How Long to Cook 12 Lb Turkey


Roasting a turkey is an ambitious endeavor. It’s not so much the cooking time that intimidates as it is the sheer size of the bird—and perhaps your lack of experience. That’s why we’re here to reassure you that with just a little prep work, you can turn out a beautiful and delicious roasted turkey. We’ll walk you through each step of the process, from preparing your turkey right down to carving it at the table. And don’t worry—we’ve included plenty of photos here too!

Preheat the oven to 325 degrees F.

Preheat the oven to 325 degrees F.

Make sure that your turkey is thawed, dry, and at room temperature before placing it in the oven. Placing a frozen turkey in a hot oven can cause the skin to tear and steam from within will escape through small openings in the skin. This will result in an unevenly cooked bird with an unattractive appearance

Remove the giblets from the turkey, saving them for another use.

Remove the giblets from the turkey, saving them for another use. Giblets are the heart, liver and gizzard–use them to make gravy or stuffing or save them for a turkey broth.

Rinse the turkey inside and out with cold water.

Rinsing the turkey inside and out with cold water is an important step to remove any bacteria. You should use cold water because hot water will cook the meat, which means you’ll have to wait longer for it to finish cooking (and then you’ll have overcooked turkey). Don’t use soap or detergent; just rinse under running water until you can see no more blood coming from inside of your bird.

Dry the turkey thoroughly with paper towels, including inside the cavity and under the wings.


It’s important to dry your turkey thoroughly before cooking it, especially if you’re going to be roasting it in the oven. A wet bird will steam instead of roast, which means that its juices will end up on your oven floor instead of inside its meat.

That’s why we recommend using paper towels over cloth towels when drying off your bird–the former are easier to grab and use as a barrier between yourself and any messes that may arise during this part of preparation (e.g., “Don’t get turkey juice on me!”). To dry off both sides of your turkey:

  • Fold one side in half lengthwise so that there’s enough room for both hands under there; then grasp both ends firmly but gently with one hand while holding them together with the other hand (this way they won’t come apart). Use this technique throughout this process as needed so nothing falls into open spaces like cavities or wings! If they do fall off somewhere inconveniently located like inside a leg cavity hole then just poke them out later when no one else is looking…or maybe even leave them there because who cares about what other people think anyway? You do whatever works best for you!

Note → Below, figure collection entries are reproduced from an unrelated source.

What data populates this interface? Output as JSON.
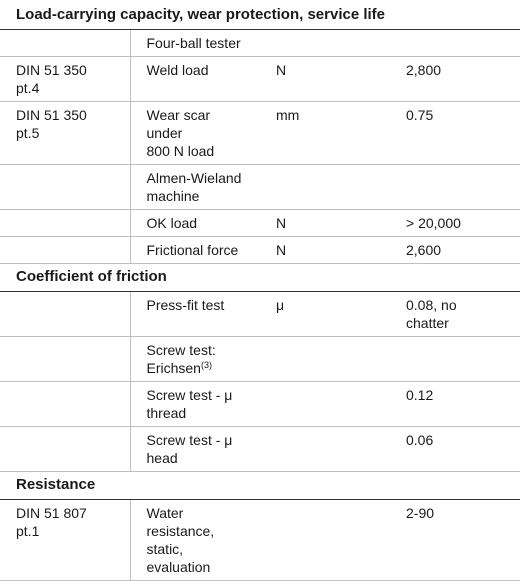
{
  "sections": {
    "load": {
      "heading": "Load-carrying capacity, wear protection, service life",
      "four_ball": {
        "label": "Four-ball tester"
      },
      "weld": {
        "std_line1": "DIN 51 350",
        "std_line2": "pt.4",
        "label": "Weld load",
        "unit": "N",
        "value": "2,800"
      },
      "wear": {
        "std_line1": "DIN 51 350",
        "std_line2": "pt.5",
        "label_line1": "Wear scar under",
        "label_line2": "800 N load",
        "unit": "mm",
        "value": "0.75"
      },
      "almen": {
        "label": "Almen-Wieland machine"
      },
      "ok_load": {
        "label": "OK load",
        "unit": "N",
        "value": "> 20,000"
      },
      "friction_force": {
        "label": "Frictional force",
        "unit": "N",
        "value": "2,600"
      }
    },
    "coefficient": {
      "heading": "Coefficient of friction",
      "press_fit": {
        "label": "Press-fit test",
        "unit": "μ",
        "value_line1": "0.08, no",
        "value_line2": "chatter"
      },
      "erichsen": {
        "label": "Screw test: Erichsen",
        "note": "(3)"
      },
      "thread": {
        "label": "Screw test - μ thread",
        "value": "0.12"
      },
      "head": {
        "label": "Screw test - μ head",
        "value": "0.06"
      }
    },
    "resistance": {
      "heading": "Resistance",
      "water": {
        "std_line1": "DIN 51 807",
        "std_line2": "pt.1",
        "label_line1": "Water resistance,",
        "label_line2": "static, evaluation",
        "value": "2-90"
      }
    }
  }
}
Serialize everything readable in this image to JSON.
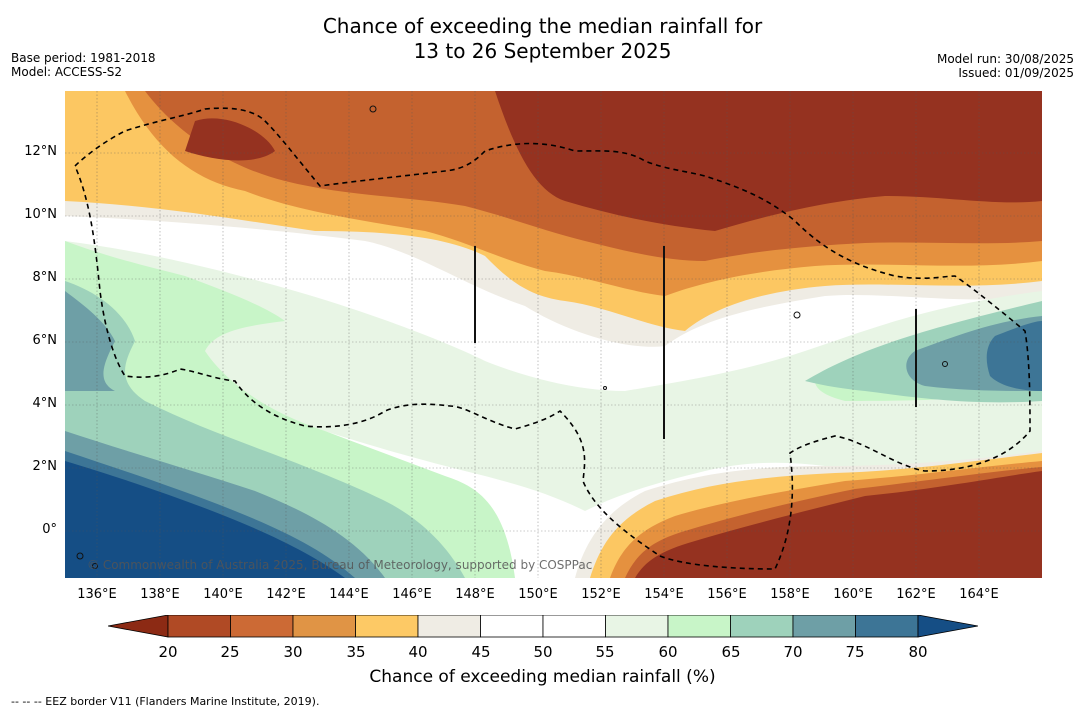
{
  "title_line1": "Chance of exceeding the median rainfall for",
  "title_line2": "13 to 26 September 2025",
  "base_period": "Base period: 1981-2018",
  "model": "Model: ACCESS-S2",
  "model_run": "Model run: 30/08/2025",
  "issued": "Issued: 01/09/2025",
  "lat_labels": [
    "12°N",
    "10°N",
    "8°N",
    "6°N",
    "4°N",
    "2°N",
    "0°"
  ],
  "lon_labels": [
    "136°E",
    "138°E",
    "140°E",
    "142°E",
    "144°E",
    "146°E",
    "148°E",
    "150°E",
    "152°E",
    "154°E",
    "156°E",
    "158°E",
    "160°E",
    "162°E",
    "164°E"
  ],
  "copyright": "© Commonwealth of Australia 2025, Bureau of Meteorology, supported by COSPPac",
  "colorbar": {
    "title": "Chance of exceeding median rainfall (%)",
    "ticks": [
      "20",
      "25",
      "30",
      "35",
      "40",
      "45",
      "50",
      "55",
      "60",
      "65",
      "70",
      "75",
      "80"
    ],
    "colors": [
      "#8c2a14",
      "#b04a25",
      "#cc6a35",
      "#e09445",
      "#fdc965",
      "#efece4",
      "#ffffff",
      "#ffffff",
      "#e8f5e5",
      "#c8f5c8",
      "#9ed2bb",
      "#6e9fa6",
      "#3d7596",
      "#154e85"
    ]
  },
  "legend": "--  --  -- EEZ border V11 (Flanders Marine Institute, 2019).",
  "map_colors": {
    "dry_deep": "#953220",
    "dry_mid": "#c4622f",
    "dry_light": "#e5913f",
    "dry_pale": "#fcc762",
    "neutral": "#efece4",
    "white": "#ffffff",
    "wet_pale": "#e8f5e5",
    "wet_light": "#c8f5c8",
    "wet_mid": "#9ed2bb",
    "wet_teal": "#6e9fa6",
    "wet_blue": "#3d7596",
    "wet_deep": "#154e85"
  }
}
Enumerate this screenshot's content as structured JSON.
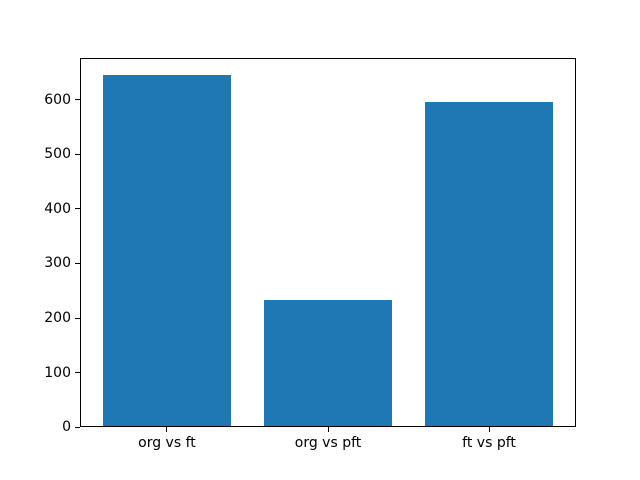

Place the turkey on a rack in a roasting pan and insert an oven-safe meat thermometer into the thickest part of a thigh.

  • Make sure the meat thermometer is inserted into the thigh, not the breast.
  • Make sure it’s inserted through the skin and into the meat of your turkey, not just resting on top of it.
  • And most importantly: make sure you insert it into the thickest part of your bird’s thigh–not right next to or near bones!

Pour about 1/4 cup of water over the bottom of the pan. Cover loosely with foil, place in preheated oven, and roast until internal temperature reaches 180 degrees F in thigh or drumstick area.* This should take approximately 3-1/2 hours.

  • Put the turkey in a roasting pan, breast side up.
  • Cover loosely with foil and place in preheated oven.
  • Roast until internal temperature reaches 180 degrees F in thigh or drumstick area (see below for approximate times). This should take approximately 3-1/2 hours, depending on size of bird and degree of doneness desired.

You can do it!

You can do it!

You can cook a turkey. You just need to know how long to cook 12 lbs of turkey in the oven, and then you’ll be on your way. The trick is knowing what temperature to set your oven at, and how much time it takes for your bird to reach that temperature. Once you’ve got those down pat, you’ll be ready for whatever else comes along during Thanksgiving week!


Remember, it’s important to keep the turkey at a constant temperature. If you have a meat thermometer and use it correctly, you’ll know exactly when your turkey is ready to be pulled out of the oven! Happy Thanksgiving!